Many strange things about water have puzzled scientists for a long time. For instance, water gets less dense as it freezes and is most dense at 4 degrees Celsius (hence ice floats). In addition, unlike most other materials, liquid water becomes less difficult to compress as more of it is squeezed.

In the 1930s, scientists found amorphous ice in its low-density form. They did this by condensing water vapor on a metal surface that had been cooled to -110 degrees Centigrade. In the 1980s, scientists found this high-density state by compressing regular ice to roughly -200 degrees Celsius. In space, amorphous ice is widespread, but on Earth it is only considered to exist in the coldest parts of the atmosphere.

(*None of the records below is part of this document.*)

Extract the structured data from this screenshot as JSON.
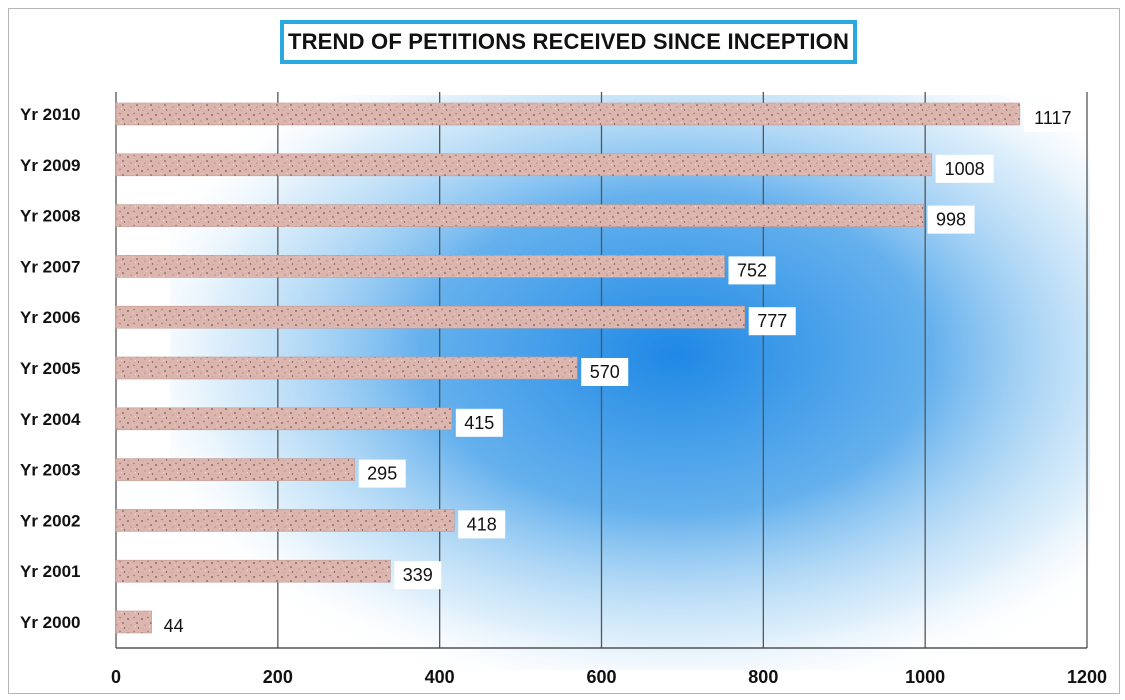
{
  "chart_data": {
    "type": "bar",
    "orientation": "horizontal",
    "title": "TREND OF PETITIONS RECEIVED SINCE INCEPTION",
    "categories": [
      "Yr 2010",
      "Yr 2009",
      "Yr 2008",
      "Yr 2007",
      "Yr 2006",
      "Yr 2005",
      "Yr 2004",
      "Yr 2003",
      "Yr 2002",
      "Yr 2001",
      "Yr 2000"
    ],
    "values": [
      1117,
      1008,
      998,
      752,
      777,
      570,
      415,
      295,
      418,
      339,
      44
    ],
    "value_labels": [
      "1117",
      "1008",
      "998",
      "752",
      "777",
      "570",
      "415",
      "295",
      "418",
      "339",
      "44"
    ],
    "xlim": [
      0,
      1200
    ],
    "xticks": [
      "0",
      "200",
      "400",
      "600",
      "800",
      "1000",
      "1200"
    ],
    "xlabel": "",
    "ylabel": "",
    "grid": true,
    "legend": "none",
    "colors": {
      "bar_fill": "#d9b0a8",
      "bar_speckle": "#7a5f5a",
      "background_glow": "#1e88e5",
      "title_border": "#2aa9df",
      "gridline": "#555555"
    }
  }
}
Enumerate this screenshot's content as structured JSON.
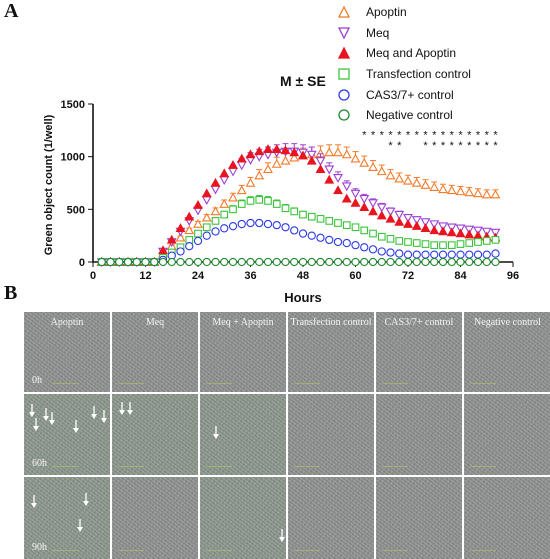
{
  "panel_a_label": "A",
  "panel_b_label": "B",
  "subtitle": "M ± SE",
  "colors": {
    "apoptin": "#f47a2a",
    "meq": "#9b3fd3",
    "meq_apoptin": "#e8141f",
    "transfection": "#3cc43c",
    "cas": "#2a3ae6",
    "negative": "#1f8a2f"
  },
  "chart_data": {
    "type": "scatter",
    "xlabel": "Hours",
    "ylabel": "Green object count (1/well)",
    "xlim": [
      0,
      96
    ],
    "ylim": [
      0,
      1500
    ],
    "xticks": [
      "0",
      "12",
      "24",
      "36",
      "48",
      "60",
      "72",
      "84",
      "96"
    ],
    "yticks": [
      "0",
      "500",
      "1000",
      "1500"
    ],
    "x": [
      2,
      4,
      6,
      8,
      10,
      12,
      14,
      16,
      18,
      20,
      22,
      24,
      26,
      28,
      30,
      32,
      34,
      36,
      38,
      40,
      42,
      44,
      46,
      48,
      50,
      52,
      54,
      56,
      58,
      60,
      62,
      64,
      66,
      68,
      70,
      72,
      74,
      76,
      78,
      80,
      82,
      84,
      86,
      88,
      90,
      92
    ],
    "series": [
      {
        "name": "Apoptin",
        "marker": "triangle-up-open",
        "color": "#f47a2a",
        "error_up": true,
        "values": [
          0,
          0,
          0,
          0,
          0,
          0,
          0,
          80,
          150,
          230,
          300,
          360,
          420,
          480,
          550,
          610,
          680,
          750,
          820,
          880,
          930,
          960,
          990,
          1010,
          1020,
          1030,
          1040,
          1040,
          1020,
          980,
          940,
          900,
          860,
          820,
          790,
          770,
          750,
          730,
          710,
          690,
          680,
          670,
          660,
          650,
          640,
          640
        ]
      },
      {
        "name": "Meq",
        "marker": "triangle-down-open",
        "color": "#9b3fd3",
        "error_up": true,
        "values": [
          0,
          0,
          0,
          0,
          0,
          0,
          0,
          100,
          190,
          290,
          390,
          490,
          590,
          690,
          780,
          860,
          920,
          970,
          1000,
          1020,
          1040,
          1050,
          1050,
          1040,
          1020,
          960,
          880,
          800,
          720,
          650,
          600,
          560,
          520,
          480,
          450,
          420,
          400,
          380,
          360,
          340,
          330,
          320,
          310,
          300,
          290,
          280
        ]
      },
      {
        "name": "Meq and Apoptin",
        "marker": "triangle-up-filled",
        "color": "#e8141f",
        "error_up": false,
        "values": [
          0,
          0,
          0,
          0,
          0,
          0,
          0,
          110,
          210,
          320,
          430,
          540,
          650,
          750,
          840,
          920,
          980,
          1020,
          1050,
          1070,
          1070,
          1060,
          1040,
          1010,
          960,
          880,
          780,
          680,
          600,
          560,
          520,
          480,
          440,
          410,
          380,
          360,
          340,
          320,
          300,
          290,
          280,
          270,
          260,
          250,
          240,
          230
        ]
      },
      {
        "name": "Transfection control",
        "marker": "square-open",
        "color": "#3cc43c",
        "error_up": true,
        "values": [
          0,
          0,
          0,
          0,
          0,
          0,
          0,
          40,
          90,
          140,
          210,
          270,
          330,
          390,
          450,
          500,
          550,
          580,
          590,
          580,
          550,
          510,
          480,
          450,
          430,
          410,
          390,
          370,
          350,
          330,
          300,
          270,
          240,
          220,
          200,
          190,
          180,
          170,
          160,
          160,
          160,
          170,
          180,
          190,
          200,
          210
        ]
      },
      {
        "name": "CAS3/7+ control",
        "marker": "circle-open",
        "color": "#2a3ae6",
        "error_up": true,
        "values": [
          0,
          0,
          0,
          0,
          0,
          0,
          0,
          20,
          60,
          100,
          150,
          200,
          250,
          290,
          320,
          340,
          360,
          370,
          370,
          360,
          350,
          330,
          300,
          270,
          250,
          230,
          210,
          190,
          180,
          160,
          140,
          120,
          100,
          90,
          80,
          70,
          70,
          70,
          70,
          70,
          70,
          70,
          70,
          70,
          70,
          80
        ]
      },
      {
        "name": "Negative control",
        "marker": "circle-open",
        "color": "#1f8a2f",
        "error_up": false,
        "values": [
          0,
          0,
          0,
          0,
          0,
          0,
          0,
          0,
          0,
          0,
          0,
          0,
          0,
          0,
          0,
          0,
          0,
          0,
          0,
          0,
          0,
          0,
          0,
          0,
          0,
          0,
          0,
          0,
          0,
          0,
          0,
          0,
          0,
          0,
          0,
          0,
          0,
          0,
          0,
          0,
          0,
          0,
          0,
          0,
          0,
          0
        ]
      }
    ],
    "significance_rows": [
      {
        "symbol": "*",
        "x": [
          62,
          64,
          66,
          68,
          70,
          72,
          74,
          76,
          78,
          80,
          82,
          84,
          86,
          88,
          90,
          92
        ],
        "y": 1210
      },
      {
        "symbol": "*",
        "x": [
          68,
          70,
          76,
          78,
          80,
          82,
          84,
          86,
          88,
          90,
          92
        ],
        "y": 1110
      }
    ]
  },
  "panel_b": {
    "columns": [
      "Apoptin",
      "Meq",
      "Meq + Apoptin",
      "Transfection control",
      "CAS3/7+ control",
      "Negative control"
    ],
    "rows": [
      "0h",
      "60h",
      "90h"
    ]
  }
}
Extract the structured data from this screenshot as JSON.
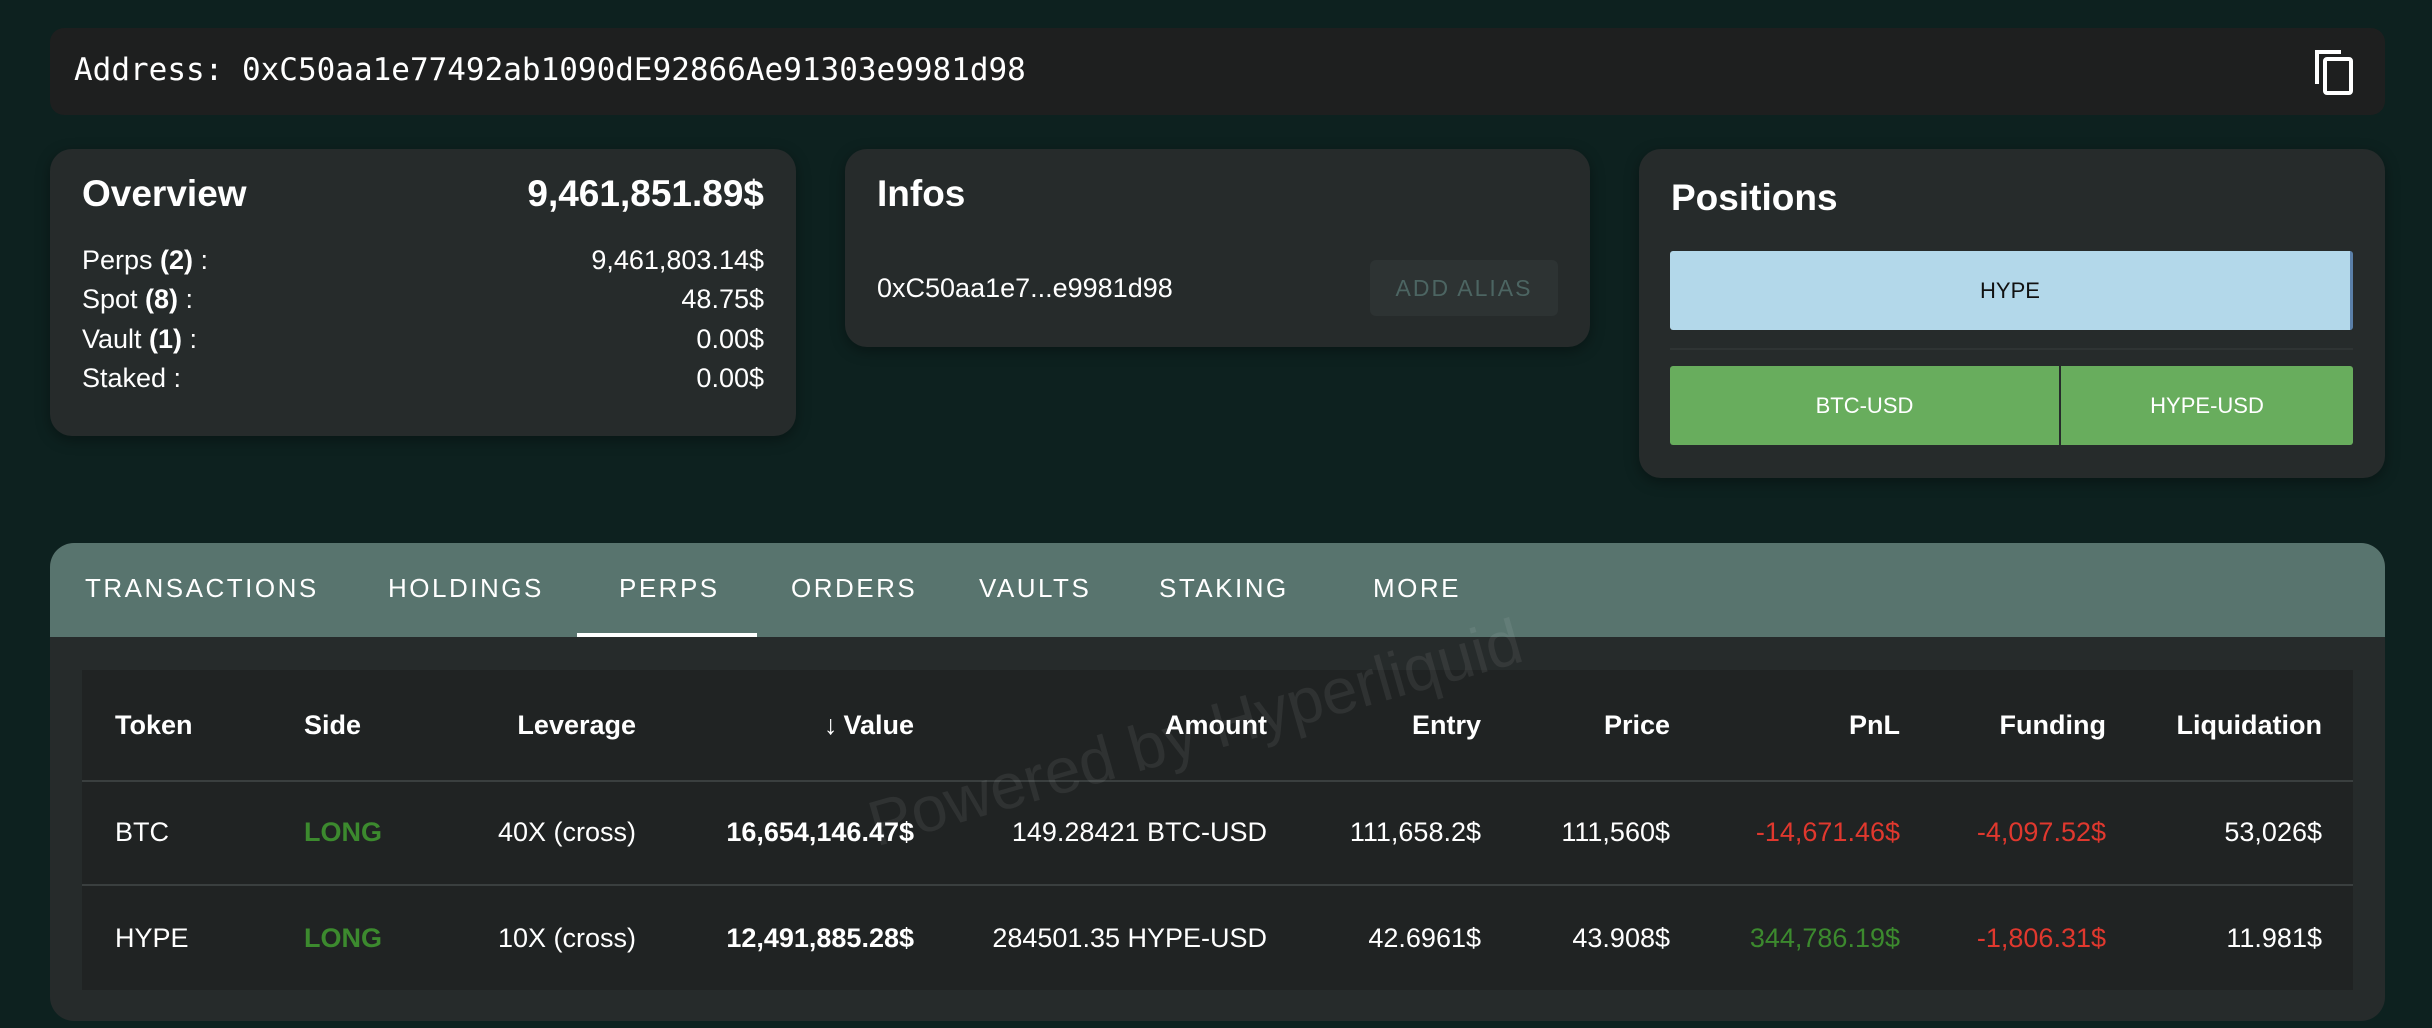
{
  "address_bar": {
    "label": "Address: 0xC50aa1e77492ab1090dE92866Ae91303e9981d98",
    "copy_icon": "copy-icon"
  },
  "overview": {
    "title": "Overview",
    "total": "9,461,851.89$",
    "rows": [
      {
        "label": "Perps ",
        "count": "(2)",
        "suffix": " :",
        "value": "9,461,803.14$"
      },
      {
        "label": "Spot ",
        "count": "(8)",
        "suffix": " :",
        "value": "48.75$"
      },
      {
        "label": "Vault ",
        "count": "(1)",
        "suffix": " :",
        "value": "0.00$"
      },
      {
        "label": "Staked :",
        "count": "",
        "suffix": "",
        "value": "0.00$"
      }
    ]
  },
  "infos": {
    "title": "Infos",
    "short_address": "0xC50aa1e7...e9981d98",
    "add_alias": "ADD ALIAS"
  },
  "positions": {
    "title": "Positions",
    "tokens": [
      {
        "label": "HYPE",
        "color": "#b3d8ea"
      }
    ],
    "markets": [
      {
        "label": "BTC-USD",
        "color": "#68ad5d"
      },
      {
        "label": "HYPE-USD",
        "color": "#68ad5d"
      }
    ]
  },
  "tabs": [
    {
      "label": "TRANSACTIONS"
    },
    {
      "label": "HOLDINGS"
    },
    {
      "label": "PERPS",
      "active": true
    },
    {
      "label": "ORDERS"
    },
    {
      "label": "VAULTS"
    },
    {
      "label": "STAKING"
    },
    {
      "label": "MORE"
    }
  ],
  "table": {
    "sort_icon": "arrow-down-icon",
    "headers": [
      "Token",
      "Side",
      "Leverage",
      "Value",
      "Amount",
      "Entry",
      "Price",
      "PnL",
      "Funding",
      "Liquidation"
    ],
    "rows": [
      [
        "BTC",
        "LONG",
        "40X (cross)",
        "16,654,146.47$",
        "149.28421 BTC-USD",
        "111,658.2$",
        "111,560$",
        "-14,671.46$",
        "-4,097.52$",
        "53,026$"
      ],
      [
        "HYPE",
        "LONG",
        "10X (cross)",
        "12,491,885.28$",
        "284501.35 HYPE-USD",
        "42.6961$",
        "43.908$",
        "344,786.19$",
        "-1,806.31$",
        "11.981$"
      ]
    ]
  },
  "watermark": "Powered by Hyperliquid",
  "colors": {
    "background": "#0d211f",
    "card": "#262b2b",
    "tab_bar": "#58746e",
    "long": "#3c8a2e",
    "negative": "#e0382e"
  }
}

Ball milling is a method used in many fields to grind or mix materials, but it had never been used on ice before. In the research, a grinding jar was cooled to -200 degrees Celsius using liquid nitrogen, and the density of the ball-milled ice was calculated from its buoyancy in the liquid nitrogen. The researchers also used small-angle diffraction at the UCL Centre for Nature Inspired Engineering to investigate the long-range structure of MDA, X-ray diffraction at UCL Chemistry to examine the pattern of X-rays reflected off the ice, and Raman spectroscopy at UCL Chemistry to examine how the ice scatters light. Using the UCL Kathleen High-Performance Computing Facility, they were able to effectively simulate the formation of medium-density ice.

They also looked at the heat produced when the medium-density ice recrystallized at higher temperatures using calorimetry. They found that if they compressed the MDA and then heated it up, it released a surprising amount of energy as it re-crystallized. This shows that H2O can be a high-energy geophysical material that may drive tectonic movements in the ice moons of the solar system.